Dagli egizi alle tenebre, da lettere alla biblioteca: ecco come riuscire a non fare le cose e non svecchiare la città

di Leonardo Pontalti

L'altro giorno corricchiavo in ciclabile, in via Sanseverino. Se qualcuno mi avesse visto, all'altezza del sottopasso di via Verdi, avrebbe scorto un pazzo in maglietta, pantaloncini e scarpe da ginnastica che scoppia a ridere dal nulla.

Detto che la pazzia non è da escludere, le mie risate - invero amare - erano sgorgate dalla vista del piazzale, dove dovrebbe sorgere la bibliotecona dell'università. Correvo, ho dato un'occhiata al piazzale, a via Verdi e ho provato a vedere il Duomo. Ed è li che non mi sono trattenuto.

Perché per vedere la facciata della cattedrale, dall'estremità di via Verdi o dal piazzale, bisogna mettersi d'impegno. E può non bastare. E non ho potuto impedire alla mia mente di ricordare un pomeriggio di un anno e mezzo fa.
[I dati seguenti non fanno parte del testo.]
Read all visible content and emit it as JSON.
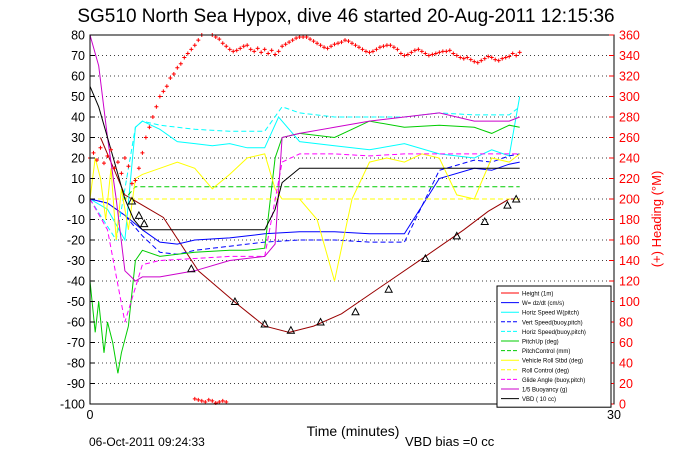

In quel pomeriggio, Mario Botta era sceso a Trento dal suo Ticino per illustrare al consiglio comunale (per la seconda volta dopo la prima, nel 2006) il progetto. E tra una serie spassosa di osservazioni (Coradello: «La struttura presenta richiami alla massoneria con la sua struttura triangolare»; Maffioletti: «È simile alle piramidi egiziane, troppo ambizioso per Trento»), arrivò la migliore di tutte.
Fu di Salvati, che spiegò come il progetto vada rivisto, non vada bene, perché «la biblioteca oscurerà la vista del Duomo».

Ho perso il ritmo della corsa, per provare a capire di quale vista si potesse parlare. Poi è intervenuto il riso amaro, quasi isterico: l'Università nel 2003 sperava di veder la biblioteca in piedi nel 2009. L'anno scorso, dopo le osservazioni da cabaret, Andraatta promise che entro fine ottobre 2012 sarebbe arrivato il via libera del consiglio comunale. Dall'Università fanno sapere che tutto è fermo, in attesa che il Comune si muova.

Il ricordo di come l'arrivo della bellissima facoltà di lettere (chiedere a chi ci studia o chi ci ha passato la notte dei ricercatori) fosse stata a lungo frenata dai timori per l'aumento del traffico in via Gar o per l'oscurità che la struttura - una delle più luminose, trasparenti e vetrificate della città - avrebbe portato sulla via, se la gioca con gli egizi, i massoni e le visuali inesistenti rovinate.

Il problema, forse, è che le scuse per menare il can per l'aia spuntano così strambe e grosse che si finisce per ritenerle sensate. O meglio, comode per trasformarsi in alibi.